I do, but has that stopped any corporations from violating or engaging in rugpulls ?
Also it’s kind of a me thing, I believe there should be at least 1-3 free-software, community-maintained alternatives
The FSF recommends the GPL and its related licenses for that very reason, to protect against corpos misusing it and attempting to make their work proprietary. Ansible is so widely adopted in the IT world, that even if Red Hat tried to restrict it or otherwise lock it down, there would be multiple GPL forks supported by hundreds of devs popping up overnight.
That very scenario just happened earlier this year with RHEL, and we saw both Alma Linux and Rocky Linux spring into action to protect their respective users successfully.

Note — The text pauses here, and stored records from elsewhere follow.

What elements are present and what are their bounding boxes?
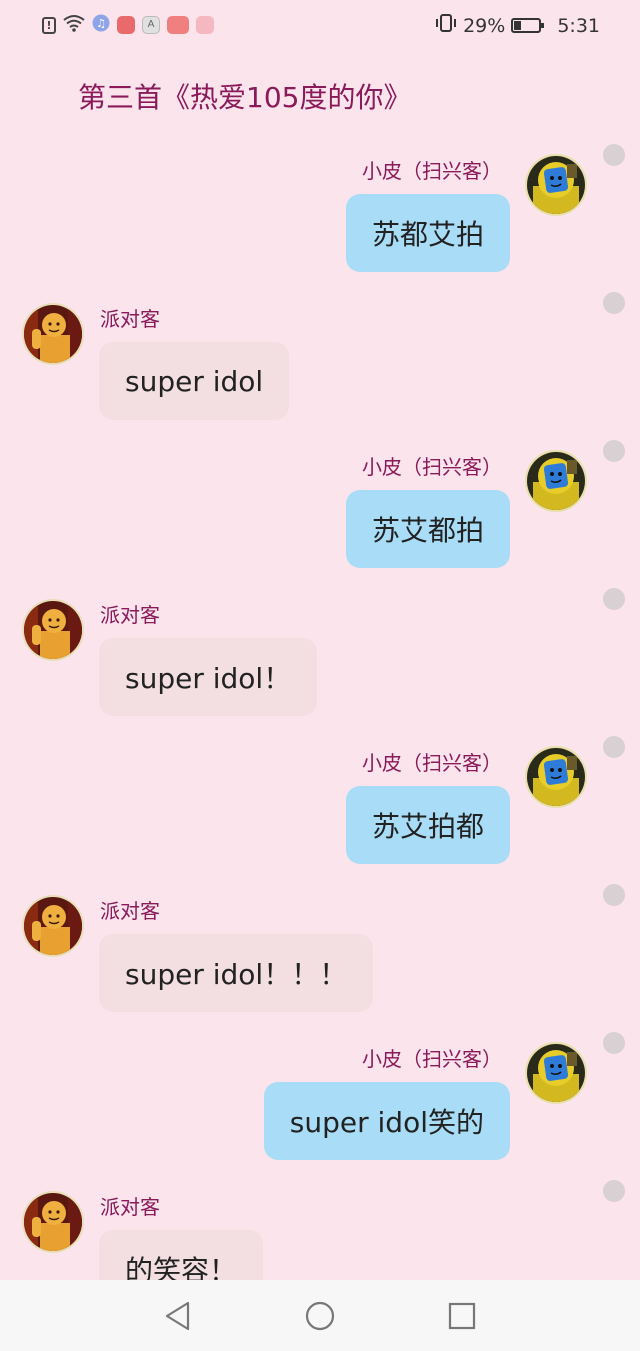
alert-icon: ! xyxy=(42,16,56,34)
avatar[interactable] xyxy=(525,450,587,512)
avatar[interactable] xyxy=(525,1042,587,1104)
recents-icon[interactable] xyxy=(432,1280,492,1351)
svg-text:♫: ♫ xyxy=(96,17,106,30)
sender-name: 小皮（扫兴客） xyxy=(362,751,502,775)
clock: 5:31 xyxy=(557,14,600,37)
sender-name: 小皮（扫兴客） xyxy=(362,455,502,479)
message-bubble[interactable]: super idol xyxy=(99,342,290,420)
app-icon-cat xyxy=(117,16,135,34)
sender-name: 小皮（扫兴客） xyxy=(362,1047,502,1071)
avatar[interactable] xyxy=(22,303,84,365)
wifi-icon xyxy=(63,14,85,36)
status-bar-right: 29% 5:31 xyxy=(435,13,600,38)
status-dot xyxy=(603,292,625,314)
sender-name: 派对客 xyxy=(100,603,160,627)
sender-name: 派对客 xyxy=(100,899,160,923)
avatar[interactable] xyxy=(22,895,84,957)
avatar[interactable] xyxy=(22,1191,84,1253)
app-icon-pink xyxy=(196,16,214,34)
navigation-bar xyxy=(0,1280,640,1351)
app-icon-red xyxy=(167,16,189,34)
status-bar-left: ! ♫ A xyxy=(42,14,214,36)
avatar[interactable] xyxy=(22,599,84,661)
vibrate-icon xyxy=(435,13,457,38)
battery-icon xyxy=(511,18,545,33)
song-title: 第三首《热爱105度的你》 xyxy=(78,81,412,114)
status-dot xyxy=(603,736,625,758)
status-dot xyxy=(603,1180,625,1202)
status-dot xyxy=(603,884,625,906)
avatar[interactable] xyxy=(525,746,587,808)
app-icon-a: A xyxy=(142,16,160,34)
battery-percent: 29% xyxy=(463,14,506,37)
message-bubble[interactable]: 苏艾都拍 xyxy=(345,490,510,568)
message-bubble[interactable]: super idol！ xyxy=(99,638,318,716)
music-icon: ♫ xyxy=(92,14,110,36)
message-bubble[interactable]: super idol笑的 xyxy=(263,1082,510,1160)
status-dot xyxy=(603,1032,625,1054)
sender-name: 小皮（扫兴客） xyxy=(362,159,502,183)
back-icon[interactable] xyxy=(148,1280,208,1351)
message-bubble[interactable]: super idol！！！ xyxy=(99,934,374,1012)
status-dot xyxy=(603,440,625,462)
status-bar: ! ♫ A 29% 5:31 xyxy=(0,0,640,52)
message-bubble[interactable]: 苏艾拍都 xyxy=(345,786,510,864)
status-dot xyxy=(603,588,625,610)
sender-name: 派对客 xyxy=(100,1195,160,1219)
sender-name: 派对客 xyxy=(100,307,160,331)
avatar[interactable] xyxy=(525,154,587,216)
home-icon[interactable] xyxy=(290,1280,350,1351)
status-dot xyxy=(603,144,625,166)
message-bubble[interactable]: 苏都艾拍 xyxy=(345,194,510,272)
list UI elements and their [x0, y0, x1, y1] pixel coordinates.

You should specify more details in your post, Chef and Puppet are the most common alternatives to Ansible. They are both open source, but are Apache 2, not GPL, so not as good from a free software perspective.
I don’t know of any other automation frameworks like those that adhere to your requirements. It depends on what you are using Ansible for though. If you just want a way to automatically trigger simple endpoint tasks, like cache cleaning, package updates, etc. You could just set up some kind of standard cron job template for your endpoints and have them report success or failure via a common log file on some shared resource.
If you’re looking for more sophisticated endpoint management, you’re probably out of luck if you aren’t interested in using Ansible.